Similarity Search#
Perform similarity search to find the most similar vectors in your index.
HNSWIndex.search(
vector: list[float] | list[list[float]] | np.ndarray,
filter: dict[str, str] | None = None,
top_k: int = 10,
ef_search: int | None = None,
return_vector: bool = False
)
Query the index using a new vector and retrieve the top-k nearest neighbors. Supports both single vector queries and batch searches with multiple vectors. You can also filter by metadata or return the original stored vectors.
Parameters
- vector : list[float], list[list[float]], or np.ndarray, required
The query vector (single:
list[float]) or batch of query vectors (list[list[float]]or 2Dnp.ndarray) to compare against the index. Must match the index dimension.- filter : dict[str, str] or None, default None
Optional metadata filter. Only vectors with matching key-value metadata pairs will be considered in the search.
- top_k : int, default 10
Number of nearest neighbors to return for each query vector.
- ef_search : int or None, default None
Search complexity parameter. Higher values improve accuracy at the cost of speed. Defaults to
max(2 × top_k, 100)when not specified.- return_vector : bool, default False
If
True, the result objects will include the original embedding vector. Useful for downstream processing like re-ranking or hybrid search.
Returns
- Single Query
Returns
list[dict]where each dict contains:id- The vector IDscore- Similarity score (lower = more similar)metadata- Associated metadata dictionaryvector- Original embedding vector (only ifreturn_vector=True)
- Batch Query
Returns
list[list[dict]]- a list of result lists, one for each input query vector.
Examples#
🔍 Search Example 1 - Basic (Returning Top 2 most similar)

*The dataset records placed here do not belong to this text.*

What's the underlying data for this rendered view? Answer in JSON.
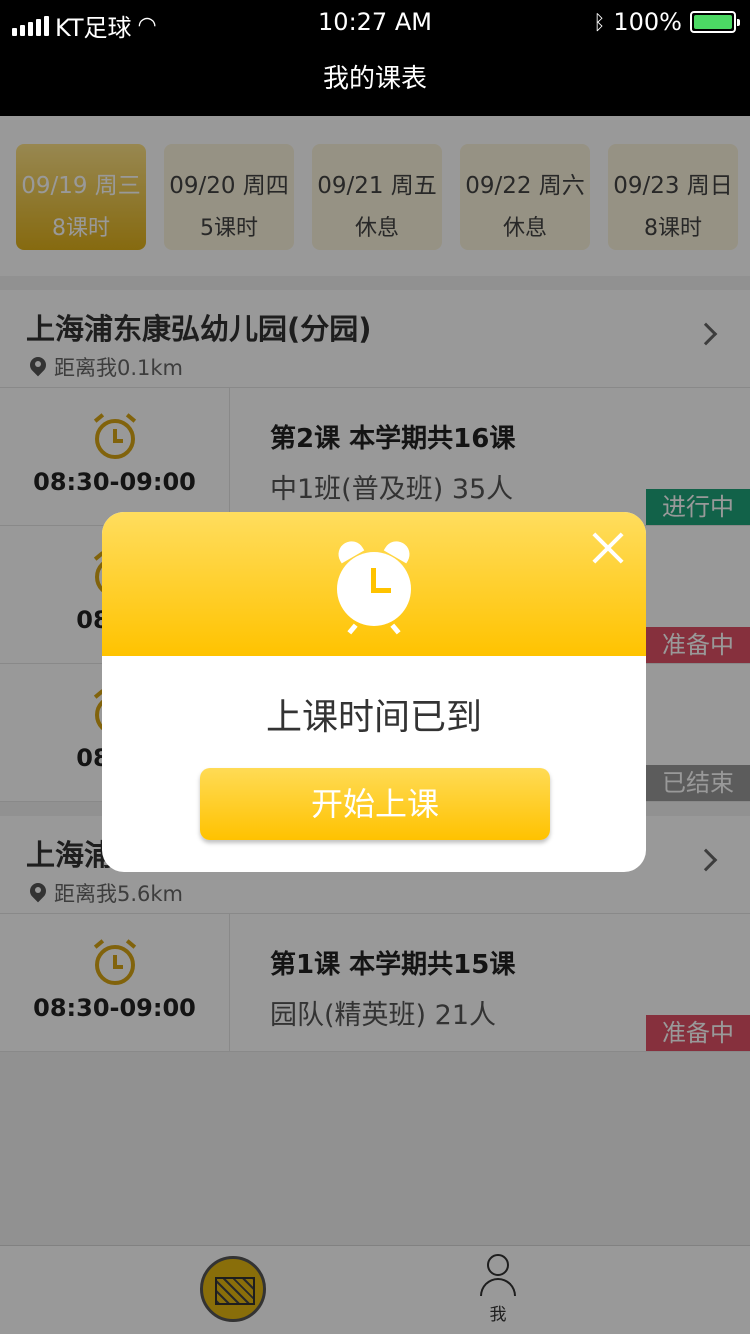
{
  "status": {
    "carrier": "KT足球",
    "time": "10:27 AM",
    "battery": "100%"
  },
  "nav": {
    "title": "我的课表"
  },
  "dates": [
    {
      "date": "09/19 周三",
      "count": "8课时",
      "active": true
    },
    {
      "date": "09/20 周四",
      "count": "5课时",
      "active": false
    },
    {
      "date": "09/21 周五",
      "count": "休息",
      "active": false
    },
    {
      "date": "09/22 周六",
      "count": "休息",
      "active": false
    },
    {
      "date": "09/23 周日",
      "count": "8课时",
      "active": false
    }
  ],
  "schools": [
    {
      "name": "上海浦东康弘幼儿园(分园)",
      "distance": "距离我0.1km",
      "lessons": [
        {
          "time": "08:30-09:00",
          "title": "第2课  本学期共16课",
          "sub": "中1班(普及班)  35人",
          "status": "进行中",
          "status_color": "#1fa37a"
        },
        {
          "time": "08:30",
          "title": "",
          "sub": "",
          "status": "准备中",
          "status_color": "#e05066"
        },
        {
          "time": "08:30",
          "title": "",
          "sub": "",
          "status": "已结束",
          "status_color": "#9a9a9a"
        }
      ]
    },
    {
      "name": "上海浦",
      "distance": "距离我5.6km",
      "lessons": [
        {
          "time": "08:30-09:00",
          "title": "第1课  本学期共15课",
          "sub": "园队(精英班)  21人",
          "status": "准备中",
          "status_color": "#e05066"
        }
      ]
    }
  ],
  "tabbar": {
    "me_label": "我"
  },
  "modal": {
    "message": "上课时间已到",
    "button": "开始上课",
    "icon": "alarm-clock-icon"
  }
}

results = index.search(vector=query_vector, top_k=2)
print(results)
Output
[
{'id': 'doc_37', 'score': 0.016932480037212372, 'metadata': {'index': '37', 'split': 'test'}},
{'id': 'doc_33', 'score': 0.019877362996339798, 'metadata': {'split': 'test', 'index': '33'}}
]
🔍 Search Example 2 - Query with metadata filter
This filters on the given metadata after conducting the similarity search.
query_vector = [0.1, 0.2, 0.3, 0.1, 0.4, 0.2, 0.6, 0.7]
results = index.search(vector=query_vector, filter={"author": "Alice"}, top_k=5)
print(results)
Output
[
{'id': 'doc_001', 'score': 0.0, 'metadata': {'author': 'Alice'}},
{'id': 'doc_003', 'score': 0.0009883458260446787, 'metadata': {'author': 'Alice'}},
{'id': 'doc_005', 'score': 0.0011433829786255956, 'metadata': {'author': 'Alice'}}
]
🔍 Search Example 3 - Search results include vectors
You can optionally return the stored embedding vectors alongside metadata and similarity scores by setting return_vector=True. This is useful when you need access to the raw vectors for downstream tasks such as re-ranking, inspection, or hybrid scoring.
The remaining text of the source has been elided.